Maître Ridha Raddaoui. Crédit photo : Tarek Laabidi

C’est à deux reprises et en présence de son fils Mouadh que Rached Ghannouchi s’est réuni avec Al-Khater, dans un hôtel de la banlieue nord de Tunis, a indiqué le Comité. Avant la rencontre, des experts de la société ont inspecté les lieux pour s’assurer de l’absence de dispositif d’espionnage afin d’éviter les fuites, note la même source. Al-Khater a chargé des techniciens d’Ooredoo de mettre sur écoute des hommes politiques, des responsables sécuritaires, et des magistrats, avant de remettre ces enregistrements à Ghannouchi, a déclaré le Comité de défense.

Le démenti d’Ennahdha

De son côté, le mouvement Ennahdha a rejeté toutes ces accusations, alléguant  qu’elles s’inscrivent «dans le sillage de la dissolution du Conseil supérieur de la magistrature, après le rejet national et international de cette initiative». «Le Comité s’est érigé en juge pour atteindre le Conseil, éliminer un adversaire politique, et inciter à la dissolution du parti Ennahdha», a déclaré Imed Khemiri, le porte-parole du mouvement islamiste.

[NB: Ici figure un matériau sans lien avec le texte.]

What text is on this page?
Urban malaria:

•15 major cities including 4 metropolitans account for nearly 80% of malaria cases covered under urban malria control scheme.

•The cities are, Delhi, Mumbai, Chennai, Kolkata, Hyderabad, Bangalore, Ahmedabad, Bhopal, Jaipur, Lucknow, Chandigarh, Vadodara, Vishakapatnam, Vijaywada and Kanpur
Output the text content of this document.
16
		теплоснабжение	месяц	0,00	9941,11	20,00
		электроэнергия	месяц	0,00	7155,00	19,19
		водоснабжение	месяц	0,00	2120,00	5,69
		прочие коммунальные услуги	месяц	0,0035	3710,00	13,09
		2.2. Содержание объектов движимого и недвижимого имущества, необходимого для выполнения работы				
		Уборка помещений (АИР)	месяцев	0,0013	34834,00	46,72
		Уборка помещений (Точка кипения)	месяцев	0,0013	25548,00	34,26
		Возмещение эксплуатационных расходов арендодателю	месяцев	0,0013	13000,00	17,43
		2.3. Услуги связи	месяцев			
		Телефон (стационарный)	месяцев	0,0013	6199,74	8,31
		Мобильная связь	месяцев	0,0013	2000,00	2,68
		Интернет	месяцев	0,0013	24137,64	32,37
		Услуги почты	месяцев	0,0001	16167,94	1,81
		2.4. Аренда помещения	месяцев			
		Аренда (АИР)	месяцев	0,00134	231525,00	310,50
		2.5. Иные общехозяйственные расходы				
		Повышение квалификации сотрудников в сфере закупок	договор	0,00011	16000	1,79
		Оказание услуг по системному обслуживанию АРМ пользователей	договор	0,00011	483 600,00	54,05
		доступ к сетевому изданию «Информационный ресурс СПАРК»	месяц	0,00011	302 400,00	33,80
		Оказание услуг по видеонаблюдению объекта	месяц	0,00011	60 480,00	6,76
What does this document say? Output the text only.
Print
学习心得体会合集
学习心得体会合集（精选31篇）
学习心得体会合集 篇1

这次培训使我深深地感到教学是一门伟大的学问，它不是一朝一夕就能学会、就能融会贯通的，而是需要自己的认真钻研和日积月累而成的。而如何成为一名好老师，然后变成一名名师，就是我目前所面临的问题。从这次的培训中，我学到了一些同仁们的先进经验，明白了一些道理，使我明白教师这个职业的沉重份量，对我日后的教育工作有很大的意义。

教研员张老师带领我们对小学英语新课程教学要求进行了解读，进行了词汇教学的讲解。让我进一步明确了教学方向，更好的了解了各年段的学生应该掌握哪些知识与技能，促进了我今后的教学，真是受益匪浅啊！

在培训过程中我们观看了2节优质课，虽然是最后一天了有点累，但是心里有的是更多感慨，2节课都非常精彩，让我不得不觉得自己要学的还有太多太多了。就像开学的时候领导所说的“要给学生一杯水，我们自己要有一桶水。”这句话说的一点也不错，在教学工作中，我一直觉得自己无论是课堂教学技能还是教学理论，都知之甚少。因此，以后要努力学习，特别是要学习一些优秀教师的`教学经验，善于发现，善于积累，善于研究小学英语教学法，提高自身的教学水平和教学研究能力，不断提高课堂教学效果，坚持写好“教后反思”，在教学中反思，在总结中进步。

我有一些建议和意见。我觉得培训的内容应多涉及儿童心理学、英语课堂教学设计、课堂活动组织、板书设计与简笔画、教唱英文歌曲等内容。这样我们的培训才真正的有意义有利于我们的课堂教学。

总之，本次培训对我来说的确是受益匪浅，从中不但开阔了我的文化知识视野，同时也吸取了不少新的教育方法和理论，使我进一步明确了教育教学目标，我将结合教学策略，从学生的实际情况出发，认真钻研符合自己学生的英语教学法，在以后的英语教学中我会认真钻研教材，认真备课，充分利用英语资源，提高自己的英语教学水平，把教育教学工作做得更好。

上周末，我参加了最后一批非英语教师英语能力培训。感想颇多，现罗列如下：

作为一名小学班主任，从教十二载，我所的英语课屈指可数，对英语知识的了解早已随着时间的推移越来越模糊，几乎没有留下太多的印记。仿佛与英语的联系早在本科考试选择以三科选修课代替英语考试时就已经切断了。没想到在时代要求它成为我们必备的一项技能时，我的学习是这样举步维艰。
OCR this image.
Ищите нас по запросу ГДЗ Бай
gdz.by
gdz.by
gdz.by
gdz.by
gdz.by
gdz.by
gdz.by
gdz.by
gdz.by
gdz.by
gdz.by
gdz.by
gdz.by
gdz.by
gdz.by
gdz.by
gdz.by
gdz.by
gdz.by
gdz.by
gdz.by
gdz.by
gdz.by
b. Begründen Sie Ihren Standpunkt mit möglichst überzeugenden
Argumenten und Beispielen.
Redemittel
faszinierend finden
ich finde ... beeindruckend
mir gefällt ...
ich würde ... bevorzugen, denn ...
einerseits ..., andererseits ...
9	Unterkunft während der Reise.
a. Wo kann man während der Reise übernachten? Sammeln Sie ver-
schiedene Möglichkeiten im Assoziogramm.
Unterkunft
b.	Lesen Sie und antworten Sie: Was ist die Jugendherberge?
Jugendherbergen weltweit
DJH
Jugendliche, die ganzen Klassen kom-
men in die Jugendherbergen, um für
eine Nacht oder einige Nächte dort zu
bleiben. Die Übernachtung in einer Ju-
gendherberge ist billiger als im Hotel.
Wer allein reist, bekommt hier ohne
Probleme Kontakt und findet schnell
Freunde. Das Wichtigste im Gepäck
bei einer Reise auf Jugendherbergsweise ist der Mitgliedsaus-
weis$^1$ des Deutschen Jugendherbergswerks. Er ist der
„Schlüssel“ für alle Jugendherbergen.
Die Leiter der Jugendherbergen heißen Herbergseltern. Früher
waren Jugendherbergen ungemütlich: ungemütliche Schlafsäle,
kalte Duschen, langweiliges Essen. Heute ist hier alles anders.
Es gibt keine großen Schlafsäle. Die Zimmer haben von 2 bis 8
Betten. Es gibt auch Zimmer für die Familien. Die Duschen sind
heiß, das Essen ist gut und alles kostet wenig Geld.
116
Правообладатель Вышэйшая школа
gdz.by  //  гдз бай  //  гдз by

«Ennahdha tient Kais Saied et le ministre de l’Intérieur pour responsables des appels à manifester face au siège du parti et en particulier devant la maison de Ghannouchi», a déclaré Khemiri. Il a ajouté que son parti a réclamé une protection sécuritaire pour le leader du mouvement, sans obtenir de réponse. «La question est d’une extrême gravité», a-t-il souligné.

Dans un communiqué publié mercredi soir, l’opérateur téléphonique Ooredoo a de son côté rejeté les accusations du Comité de défense.

Quant à Sami Triki, membre du bureau exécutif d’Ennahdha, il a relevé : «Raddaoui a affirmé que les données en leur possession provenaient du service de renseignement militaire, précisant qu’elles ont également été adressées à la Présidence de la République». Or Triki s’est déclaré surpris que les renseignements militaires puissent fournir des informations à tout autre que le président de la République. Par ailleurs, il a estimé que les éléments fournis par le Comité ne sont pas suffisamment solides pour soutenir des accusations contre Ennahdha. Et à ce sujet, Triki a exhorté les services de renseignement militaire à se prononcer sur la validité des données présentées par Raddaoui et le Comité de défense.

Sami Triki, membre du bureau exécutif d’Ennahdha. Tunis, 9 février 2022. Crédit : page Facebook du parti

Bechir Akremi poursuivi en pénal

L’ex-procureur Bechir Akremi est toujours poursuivi par le ministère public, en dépit de la décision du tribunal administratif d’annuler la décision du Conseil supérieur de la magistrature, qui l’avait suspendu de ses fonctions.

Selon le comité de défense, Bechir Akremi a «commis des crimes liés aux assassinats et portant atteinte à la sécurité de l’État». «Il a été rémunéré pour sa collusion avec des parties étrangères», relève la même source. Il fait l’objet de quatre procès devant le Tribunal de Tunis, dont deux intentés par le ministère public, les autres ayant été intentés par le Comité de défense. Ces affaires concernent des accusations de falsifications matérielles et morales, de destruction de documents, de complicité de meurtre,  de trahison, et d’espionnage. De plus, Akremi est accusé d’avoir fait obstruction aux enquêtes sur les assassinats.

L’équipe de défense a expliqué que le dossier de l’appareil secret a été transmis au juge d’instruction du tribunal de première instance de l’Ariana, Rachid Bennour. Or celui-ci a délibérément bloqué son examen pendant un an, soutenant qu’il préparait une stratégie à ce sujet, note le Comité. Toutefois, le magistrat en question a été entretemps transféré, a relevé la même source, regrettant que son successeur, Makram Mediouni, n’ait à son tour rien accompli dans ce dossier. Puis à l’occasion du mouvement annuel des magistrats, Mediouni a demandé son transfert. Et le Conseil supérieur de la magistrature a accédé à sa requête, a révélé Koutheir Bouallegue, membre du Comité de défense.